Milli Takım Milli mi?
Futbolun en birleştirici unsuru milli takım olsa gerek. Çünkü futbola karşı olan, sporla ilgisi olmayan kişiler bile hangi takımı tuttuğu sorulduğunda milli takım derler. Milletini temsil eden, milli bir onur ve heyecanla sahaya çıkan milli takımlar ortak bir payda olma özelliğini koruyor hâlâ.
Kesin konuşmak istemiyorum çünkü uzun yıllardır ülkemizde milli takımın varlığından söz etmek mümkün değil. Adı var olan ama etkisi olmayan bir kavram olarak hayatımızda yer eden milli takım ne yazık ki milletimizi temsil gücünü de tam olarak sahaya yansıtamaz oldu.
Dünya üçüncülüğünden ve Avrupa kupasındaki başarıdan sonra gelinen nokta şu ki onlarca maç yapıp ancak bir ya da iki galibiyet ile sahadan ayrılan bir takım hüviyetine büründü takımımız. Yaşı el verenlere sorulsa dünya üçüncüsü olan takımın futbolcularından hiç olmazsa 7-8 tanesini bir çırpıda sayacak o kadar çok kişi var ki…
Bugünkü duruma bakalım;
Türkiye – Rusya maçı vardı cuma günü. Oğlumla televizyondan izlemeye başladık maçı. Oğlum iyi anlar futbol işlerinden. Türk ve dünya futbolunu takip etmeye çalışır. Rusya maçında sahadaki futbolcularımızdan bazısını oğlum Ahmet Berkay bile tanıyamadı. Hangi takımda oynadıklarını bilemedi.
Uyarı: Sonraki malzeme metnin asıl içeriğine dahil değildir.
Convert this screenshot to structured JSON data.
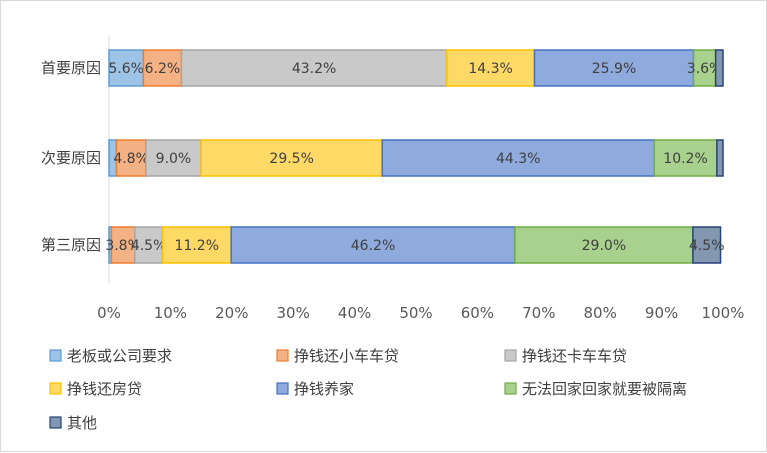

Durum ne ile açıklanır bunun birçok sebebi vardır ama kim ne derse desin takımlarımızdaki yabancı futbolcu sayısının zirve yaptığı bir dönem yaşıyoruz. Hatta bazı maçlarda sahada tek Türk futbolcunun olmadığı durumları bile yaşadık. Hal böyleyken Türk futbolcular yabancılar arasından sıyrılıp da kendilerine takımda nasıl yer bulacaklar acaba?
Kendi takımında yer bulamayan futbolcuların milli takımda nasıl varlık göstermelerini bekleyebiliriz ki?
Her ülkede aynı durum var diyenlere şu noktayı hatırlatmakta fayda var. Bizim kadar yabancı hayranı mı o ülkeler? Kucak dolusu para sayılan yabancı futbolcuları tercih ederken ellerinin altındaki yerli cevherlerin yitip gittiğine bakmıyor bile futbol borsasının tüccar kafaları.
İkinci bir durum da teknik direktör ile ilgili. Milli takımın başında milli olmayan birinin olması kadar kara mizah bir durum yok. Futbolcular Türk, takım milli ama hoca yabancı. O hocanın hangi ruh ile o takımın başarısı için çaba sarf edeceği düşünülüyor acaba?
Milli takımın elde ettiği dünya ve Avrupa kupası başarılarında başındaki isimler Şenol Güneş ve Fatih Terim’di. Yabancı bir hoca ile hangi tarihi başarıyı elde ettik ki ısrarla takımın başına yabancı bir hoca getiriyoruz? Hem de mesleğinin son demlerini yaşayan bir hoca.
Futbol, dünya spor gündeminin her zaman ilk sırasında yer alıyor. Dünyada ve Avrupa’da yeni ligler kuruluyor. Türkiye’de büyük bir umutla bu liglerde başarılı olarak üst gruplarda yer almak istiyor ama bu sistemle görülüyor ki kendi çapımızda eğlenmeye devam edeceğiz.
Takımlar Türk futbolculara yer açarak onların kendilerini gösterebilecekleri ortamı sağlamalı ki milli maçlarda oynayan futbolcularla sadece maç zamanlarında karşılaşmış olmayalım.
Futbol sadece spor değildir; ükelerin birbiriyle olan rekabetlerinin sahaya yansıdığı en somut alanlardan biridir. Almanya milli takımından Mesut Özil’in ayrılma kararının sadece Almanya’da değil dünyada uyandırdığı yankıyı düşününce futbol dünyasına daha sağlam bir duruşla girmek gerektiği anlaşılıyor.
Adı milli olan bir takımın hocasından çalışanına kadar topyekun milli bir duruş sergilemesi şart. Geri adım atmak mümkün mü bunu da düşünmek gerek ama takımlarımızdaki yabancı futbolcu sayısının tekrar gündeme getirilerek kendi değerlerini sahaya yansıtacak düzenlemeler şart. Hal böyleyken milli takımdan başarı beklemek ancak bir hayal olarak kalır.